Project 3: Processor Design

2007Sp CS61C
TA: Alex Kronrod
Due Friday, April 6, 2007 @ 11:59:59pm
Last updated: 4/6

Updates


Introduction

Now that you are done with implementing an ALU, let's implement a simple 8-bit single cycle CPU. This means, we will have 8-bit instructions and 8-bit byte addressing. As with HW6, you will be using Logisim to complete this project.


Getting Started

Copy the contents of ~cs61c/proj/03 to your home directory.

   $ mkdir ~/proj
   $ cp -r ~cs61c/proj/03 ~/proj3
This will copy in cpu.circ, the Logisim circuit file where you will be implementing your processor, and converter.circ, a file that will help you implement a particular instruction in this project.


Assignment -- Part 1: the ISA

In cpu.circ, you will be implementing a simple 8-bit processor with four 8-bit data registers. This processor will also have separate instruction and data memories.

Similar to the MIPS ISA presented in lecture, there will be three different instruction types: R, I, and J-type. The R-type instruction format seen in lecture has 3 fields to specify the source, target, and destination registers. Unfortunately, with 8 bits we don't have enough bits to specify all the information if we want to maximize functionality. As a result, we will permanently designate two registers to have special functionality -- one always acting as a source ($rs), and the other always acting as the destination ($rd). The remaining two registers ($r0 and $r1) will behave as normal data registers that you have been accustomed to. Naturally, there will be special instructions to move information between the data registers ($r0 and $r1) and the special registers ($rs and $rd). Note: In total, there are 4 registers!

The primary instruction encoding is given below. You can determine which instruction a byte encodes by looking at the opcode (bits 5-7). Please note that $rx registers below refer only to registers $r0 and $r1.

$rx value Register name
0 $r0
1 $r1

7654 3210 NameMeaning (RTL)Notes
0 rx funct see R-type Instructions Section
1 rx immediate disp DISP[imm] = R[$rx] see Display Instruction
2 rx immediate lui R[$rd] = imm << 4
3 rx immediate ori R[$rd] = R[$rx] | imm
4 rx immediate lw R[$rd] = MEM[R[$rx] + imm]
5 rx immediate sw MEM[R[$rx]+imm] = R[$rs]
6 address jump PC = (PC & 0xE0) | address see J-type instruction section
7 offset beq if R[$r0]==R[$r1], PC = PC+1+offset see J-type instruction section

R-type instructions

The following table lists the various R-type instructions there are based on the funct field.
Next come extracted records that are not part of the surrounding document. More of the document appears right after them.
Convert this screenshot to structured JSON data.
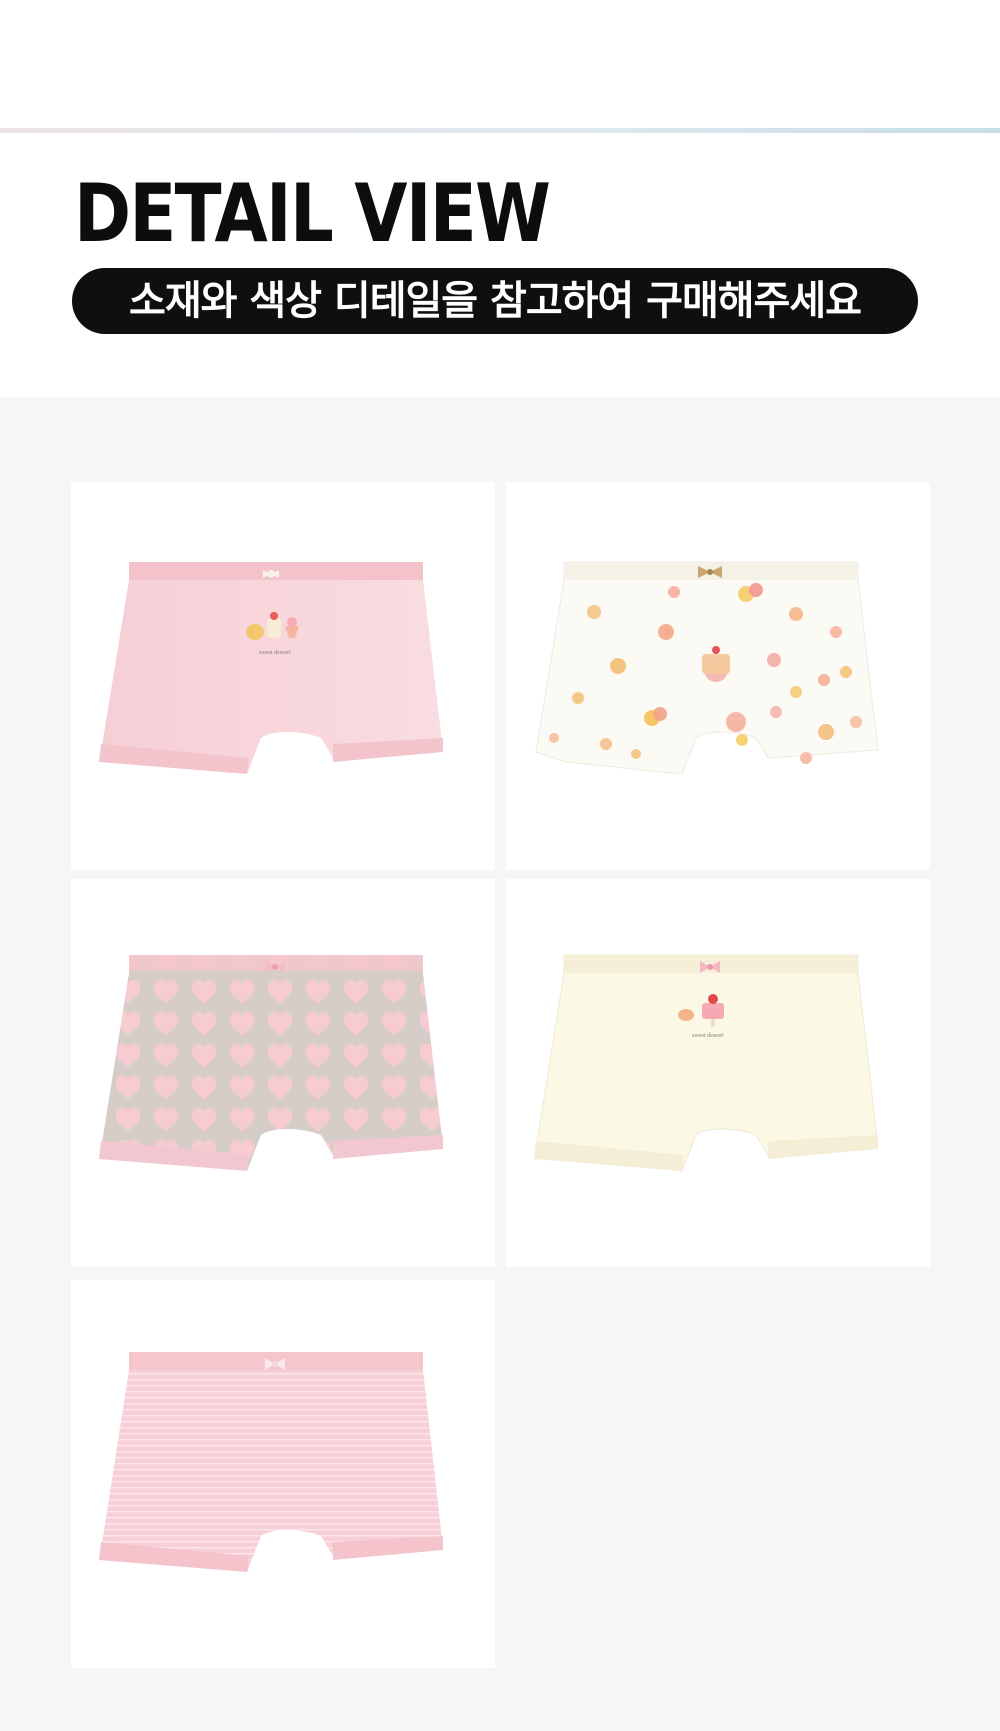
{
  "header": {
    "title": "DETAIL VIEW",
    "subtitle": "소재와 색상 디테일을 참고하여 구매해주세요"
  },
  "products": [
    {
      "id": "pink-solid",
      "pattern": "solid",
      "color": "#f8d6db",
      "trim": "#f7c9d0",
      "print": "sweet dessert",
      "motif": "dessert-icon"
    },
    {
      "id": "white-dessert",
      "pattern": "dessert-print",
      "color": "#fbfaf5",
      "trim": "#f4f1e7",
      "motif": "dessert-icon"
    },
    {
      "id": "heart-grey",
      "pattern": "hearts",
      "color": "#d9d0cb",
      "trim": "#f6cad1",
      "motif": "heart-icon"
    },
    {
      "id": "cream-solid",
      "pattern": "solid",
      "color": "#fbf8e6",
      "trim": "#f6f1d9",
      "print": "sweet dessert",
      "motif": "cake-icon"
    },
    {
      "id": "pink-stripe",
      "pattern": "stripes",
      "color": "#f7ced6",
      "trim": "#f5c3cc",
      "motif": "stripe"
    }
  ]
}
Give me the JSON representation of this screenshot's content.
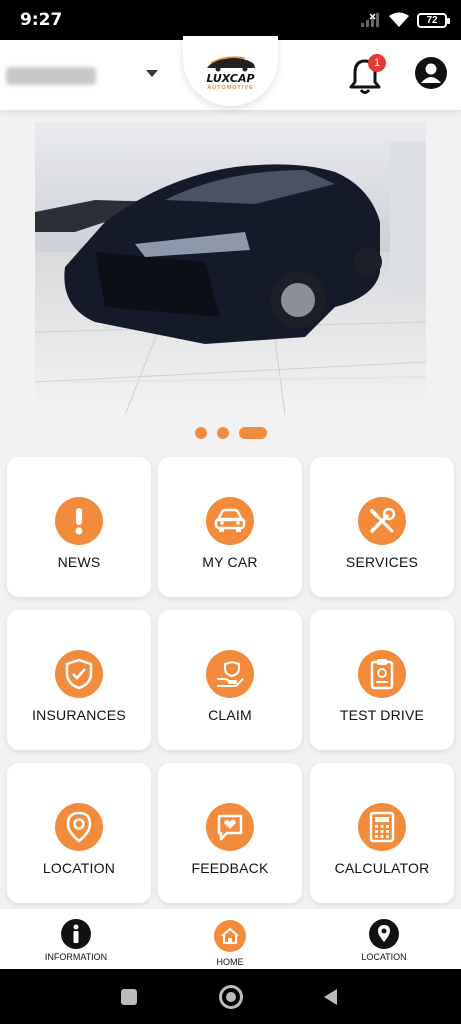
{
  "status_bar": {
    "time": "9:27",
    "battery": "72"
  },
  "header": {
    "logo": {
      "name": "LUXCAP",
      "tagline": "AUTOMOTIVE"
    },
    "notification_count": "1"
  },
  "carousel": {
    "slide_count": 3,
    "active_index": 2
  },
  "grid": [
    {
      "label": "NEWS",
      "icon": "exclamation-icon"
    },
    {
      "label": "MY CAR",
      "icon": "car-icon"
    },
    {
      "label": "SERVICES",
      "icon": "tools-icon"
    },
    {
      "label": "INSURANCES",
      "icon": "shield-check-icon"
    },
    {
      "label": "CLAIM",
      "icon": "hand-shield-icon"
    },
    {
      "label": "TEST DRIVE",
      "icon": "clipboard-icon"
    },
    {
      "label": "LOCATION",
      "icon": "location-pin-icon"
    },
    {
      "label": "FEEDBACK",
      "icon": "chat-heart-icon"
    },
    {
      "label": "CALCULATOR",
      "icon": "calculator-icon"
    }
  ],
  "bottom_nav": {
    "information": "INFORMATION",
    "home": "HOME",
    "location": "LOCATION"
  },
  "colors": {
    "accent": "#f28c3c",
    "badge": "#e53935"
  }
}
Funct Name Meaning (RTL) Notes
0 add R[$rd] = R[$rs] + R[$rx]  
1 sub R[$rd] = R[$rs] - R[$rx]  
2 or R[$rd] = R[$rs] | R[$rx] bitwise OR
3 and R[$rd] = R[$rs] & R[$rx] bitwise AND
4 sll R[$rd] = R[$rs] << R[$rx] shift left logical, zero extend from the right
5 slt R[$rd] = R[$rs] < R[$rx] set $rd to 1 if $rs < $rx, else 0; treat values as signed
6 srl R[$rd] = R[$rs] >>> R[$rx] shift right logical, zero extend from the left
7 sra R[$rd] = R[$rs] >> R[$rx] shift right arithmetic, sign extend from the left
8 mxd R[$rx] = R[$rd] move value into register $rx from $rd
9 msx R[$rs] = R[$rx] move value into register $rs from $rx
10 msd R[$rs] = R[$rd] move value into $rs from $rd
11 not R[$rd] = ~R[$rx] bitwise NOT
12 neg R[$rd] = -1*R[$rx] negate
13 jr PC = R[$rx] jump register
14-15 "reserved for future use" You can implement anything you want with these.
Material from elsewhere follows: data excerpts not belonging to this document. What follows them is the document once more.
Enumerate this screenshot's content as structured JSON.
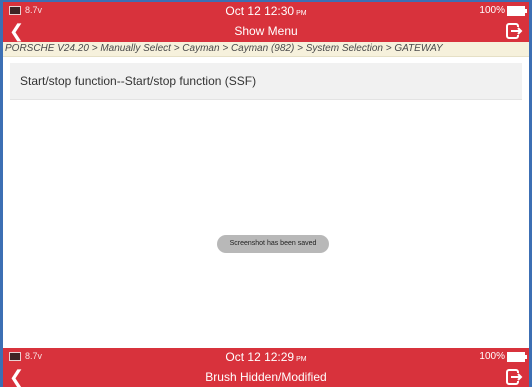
{
  "top_screen": {
    "status": {
      "left": "8.7v",
      "time": "Oct 12  12:30",
      "ampm": "PM",
      "battery": "100%"
    },
    "title": "Show Menu",
    "breadcrumb": "PORSCHE V24.20 > Manually Select > Cayman > Cayman (982) > System Selection > GATEWAY",
    "menu_items": [
      "Start/stop function--Start/stop function (SSF)"
    ],
    "toast": "Screenshot has been saved"
  },
  "bottom_screen": {
    "status": {
      "left": "8.7v",
      "time": "Oct 12  12:29",
      "ampm": "PM",
      "battery": "100%"
    },
    "title": "Brush Hidden/Modified"
  },
  "colors": {
    "header": "#d8323c",
    "breadcrumb_bg": "#f6f1dc",
    "frame": "#3c6fb4"
  }
}
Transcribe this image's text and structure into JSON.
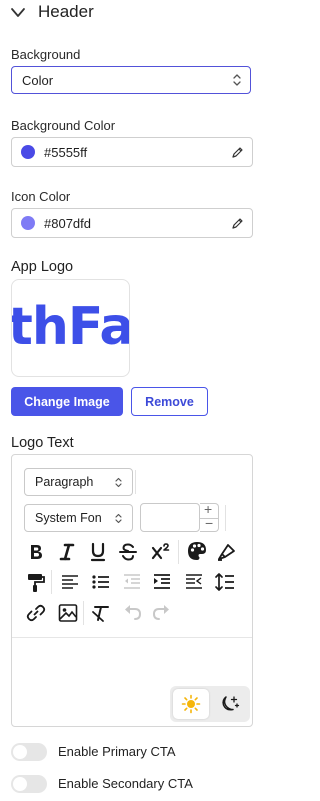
{
  "header": {
    "title": "Header"
  },
  "background": {
    "label": "Background",
    "value": "Color"
  },
  "background_color": {
    "label": "Background Color",
    "value": "#5555ff",
    "swatch": "#5555ff"
  },
  "icon_color": {
    "label": "Icon Color",
    "value": "#807dfd",
    "swatch": "#807dfd"
  },
  "app_logo": {
    "label": "App Logo",
    "logo_text": "thFa",
    "change_button": "Change Image",
    "remove_button": "Remove"
  },
  "logo_text_editor": {
    "label": "Logo Text",
    "block_format": "Paragraph",
    "font_family": "System Fon",
    "font_size": "",
    "stepper_plus": "+",
    "stepper_minus": "−",
    "toolbar": [
      "bold-icon",
      "italic-icon",
      "underline-icon",
      "strikethrough-icon",
      "superscript-icon",
      "palette-icon",
      "highlight-icon",
      "paint-roller-icon",
      "align-left-icon",
      "bullet-list-icon",
      "outdent-icon",
      "indent-icon",
      "rtl-indent-icon",
      "line-height-icon",
      "link-icon",
      "image-icon",
      "clear-format-icon",
      "undo-icon",
      "redo-icon",
      "sun-icon",
      "moon-icon"
    ]
  },
  "toggles": {
    "primary_cta": {
      "label": "Enable Primary CTA",
      "on": false
    },
    "secondary_cta": {
      "label": "Enable Secondary CTA",
      "on": false
    }
  }
}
You've already built an ALU that should support the first 8 R-type instructions. Let us now add 6 more instructions. Note that you actually don't have to modify your ALU in order to implement these new instructions. Try to think of clever ways to use the ALU in order to get the wanted functionality.

I-type instructions

All immediate fields are treated as unsigned numbers and are zero-extended accordingly.

see the behavior of
I-type instructions in the table above (opcode 1-5).

J-type instructions

jump

The jump instruction's argument is a pseudoabsolute address, just as in MIPS. address is an unsigned number representing the lower five bits of the next instruction to be executed. The upper three bits are taken from the current PC.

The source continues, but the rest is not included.